Burung-burung berkicau riang, angin membawa harum yang tak biasa, dan bahkan hati orang-orang saleh di negeri jauh merasakan getar kebahagiaan yang belum mereka pahami.

Sesungguhnya, kelahiran Nabi Muhammad Shallallahu ‘Alaihi Wasallam bukan sekadar hadirnya seorang manusia. Itu adalah fajar yang memecah kegelapan. Itu adalah musim semi yang menumbuhkan bunga di hati yang kering. Itu adalah mata air jernih yang menghapus dahaga jiwa yang lama terpenjara.

Maka, ketika umat Islam merayakan maulid, mereka bukan sekadar mengenang sebuah peristiwa sejarah. Mereka sedang menyiramkan kembali cahaya itu ke dalam dada mereka.

Mereka sedang menyalakan pelita cinta yang diwariskan dari generasi ke generasi. Mereka sedang berkata dalam hati: Wahai Nabiullah Muhammad, kami mencintaimu, kami merindukanmu, kami ingin meniti jejakmu.

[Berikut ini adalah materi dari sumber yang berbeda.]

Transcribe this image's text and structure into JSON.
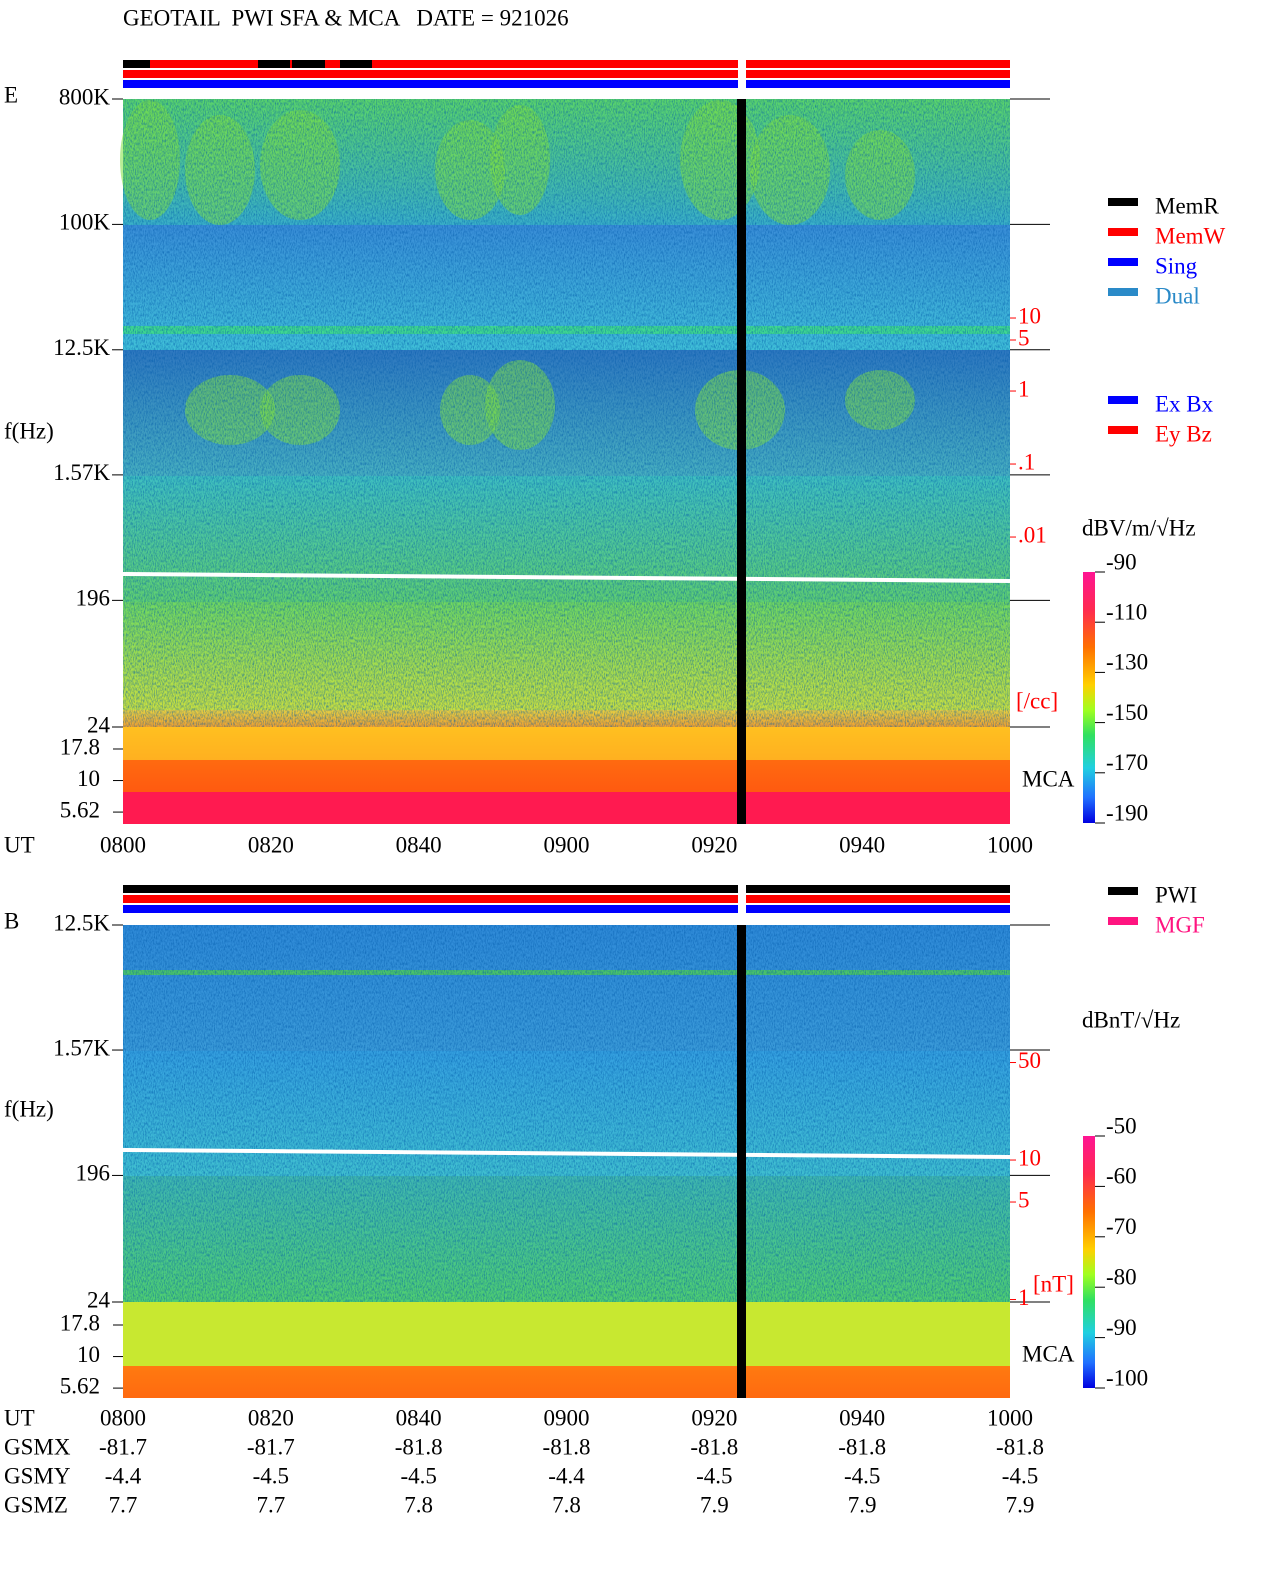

Dan kelahiran itu tetap hidup, tidak hanya dalam kisah, tetapi dalam cahaya iman yang memandu langkah. Sebab beliau adalah rahmat yang tak lekang waktu, kasih yang tak bertepi, dan cahaya yang tak pernah padam.

Begitulah malam maulid: bukan sekadar malam kelahiran, tetapi malam ketika seluruh semesta bersujud dalam syukur, menyambut datangnya cahaya yang akan menuntun dunia.